Дикая кровь — страница 1 из 81

Анатолий ЧмыхалоДИКАЯ КРОВЬРоман

ЧАСТЬ ПЕРВАЯ

1

Гроза шла на город. Черная с лиловой опушкой туча скрыла солнце, и враз похолодало, и тут же угасли травы, прибрежные пески и галечные осыпи крутояра.

Ветер поднатужился раз-другой и расшевелил реку. Енисей забаловал, засвоевольничал, взвиваясь на дыбы у темных мысов и шальных перекатов.

— Домой-ко! — голосисто звали ребятишек бабы, собирая в одну кучу стираное и нестираное тряпье.

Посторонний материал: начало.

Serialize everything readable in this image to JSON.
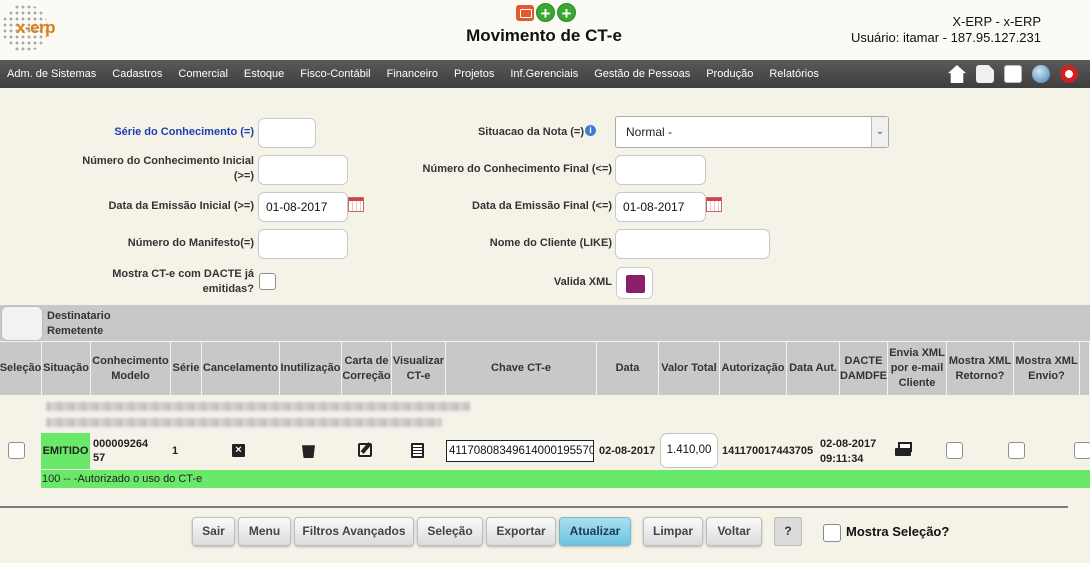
{
  "header": {
    "logo_text": "x-erp",
    "title": "Movimento de CT-e",
    "system": "X-ERP - x-ERP",
    "user": "Usuário: itamar - 187.95.127.231"
  },
  "menu": [
    "Adm. de Sistemas",
    "Cadastros",
    "Comercial",
    "Estoque",
    "Fisco-Contábil",
    "Financeiro",
    "Projetos",
    "Inf.Gerenciais",
    "Gestão de Pessoas",
    "Produção",
    "Relatórios"
  ],
  "filters": {
    "serie_label": "Série do Conhecimento (=)",
    "serie_value": "",
    "situacao_label": "Situacao da Nota (=)",
    "situacao_value": "Normal -",
    "numero_inicial_label": "Número do Conhecimento Inicial (>=)",
    "numero_inicial_value": "",
    "numero_final_label": "Número do Conhecimento Final (<=)",
    "numero_final_value": "",
    "data_inicial_label": "Data da Emissão Inicial (>=)",
    "data_inicial_value": "01-08-2017",
    "data_final_label": "Data da Emissão Final (<=)",
    "data_final_value": "01-08-2017",
    "manifesto_label": "Número do Manifesto(=)",
    "manifesto_value": "",
    "cliente_label": "Nome do Cliente (LIKE)",
    "cliente_value": "",
    "mostra_dacte_label": "Mostra CT-e com DACTE já emitidas?",
    "valida_xml_label": "Valida XML"
  },
  "grid": {
    "group_line1": "Destinatario",
    "group_line2": "Remetente",
    "columns": [
      {
        "l1": "Seleção",
        "l2": "",
        "l3": ""
      },
      {
        "l1": "Situação",
        "l2": "",
        "l3": ""
      },
      {
        "l1": "Conhecimento",
        "l2": "Modelo",
        "l3": ""
      },
      {
        "l1": "Série",
        "l2": "",
        "l3": ""
      },
      {
        "l1": "Cancelamento",
        "l2": "",
        "l3": ""
      },
      {
        "l1": "Inutilização",
        "l2": "",
        "l3": ""
      },
      {
        "l1": "Carta de",
        "l2": "Correção",
        "l3": ""
      },
      {
        "l1": "Visualizar",
        "l2": "CT-e",
        "l3": ""
      },
      {
        "l1": "Chave CT-e",
        "l2": "",
        "l3": ""
      },
      {
        "l1": "Data",
        "l2": "",
        "l3": ""
      },
      {
        "l1": "Valor Total",
        "l2": "",
        "l3": ""
      },
      {
        "l1": "Autorização",
        "l2": "",
        "l3": ""
      },
      {
        "l1": "Data Aut.",
        "l2": "",
        "l3": ""
      },
      {
        "l1": "DACTE",
        "l2": "DAMDFE",
        "l3": ""
      },
      {
        "l1": "Envia XML",
        "l2": "por e-mail",
        "l3": "Cliente"
      },
      {
        "l1": "Mostra XML",
        "l2": "Retorno?",
        "l3": ""
      },
      {
        "l1": "Mostra XML",
        "l2": "Envio?",
        "l3": ""
      }
    ],
    "row": {
      "situacao": "EMITIDO",
      "conhecimento": "000009264",
      "modelo": "57",
      "serie": "1",
      "chave": "41170808349614000195570",
      "data": "02-08-2017",
      "valor": "1.410,00",
      "autorizacao": "141170017443705",
      "data_aut_date": "02-08-2017",
      "data_aut_time": "09:11:34",
      "message": "100 -- -Autorizado o uso do CT-e"
    }
  },
  "buttons": {
    "sair": "Sair",
    "menu": "Menu",
    "filtros": "Filtros Avançados",
    "selecao": "Seleção",
    "exportar": "Exportar",
    "atualizar": "Atualizar",
    "limpar": "Limpar",
    "voltar": "Voltar",
    "help": "?",
    "mostra_selecao": "Mostra Seleção?"
  },
  "colors": {
    "status_green": "#6ae86a",
    "menubar": "#4a4a4a",
    "atualizar": "#8ad3ea",
    "label_blue": "#1a3fb0"
  }
}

Сопливые казачата опрометью бежали к матерям, хватались за подолы, попискивали, как птенцы, нетерпеливо семеня грязными, шелушащимися ногами на плоту, у которого хлопали днищами зачаленные дощаники и карбасы.

Берег пустел. Вскоре на нем осталась лишь одна подвыпившая орава казаков. Купальщики уже выбрались из воды и теперь, голышом, подпрыгивая на одной ноге, выливали воду из ушей, бестолково суетились у брошенной на камни одежды. Да был тут костлявый, нескладный, с длинными руками дед Верещага, одетый в латаную холщовую рубаху и кургузые, почти до колен, тоже холщовые порты. Закинув косматую сивую голову, дед следил, как разливалась сверху и густо дымилась зловещая туча.

Над провисшим обомшелым гребнем острожной стены, как дух, возник подьячий съезжей избы Васька Еремеев. Зыркнул на взбудораженную реку, хлопнул ладошками по тощим ляжкам:

— Кончай! В грозы купаться запрещено накрепко!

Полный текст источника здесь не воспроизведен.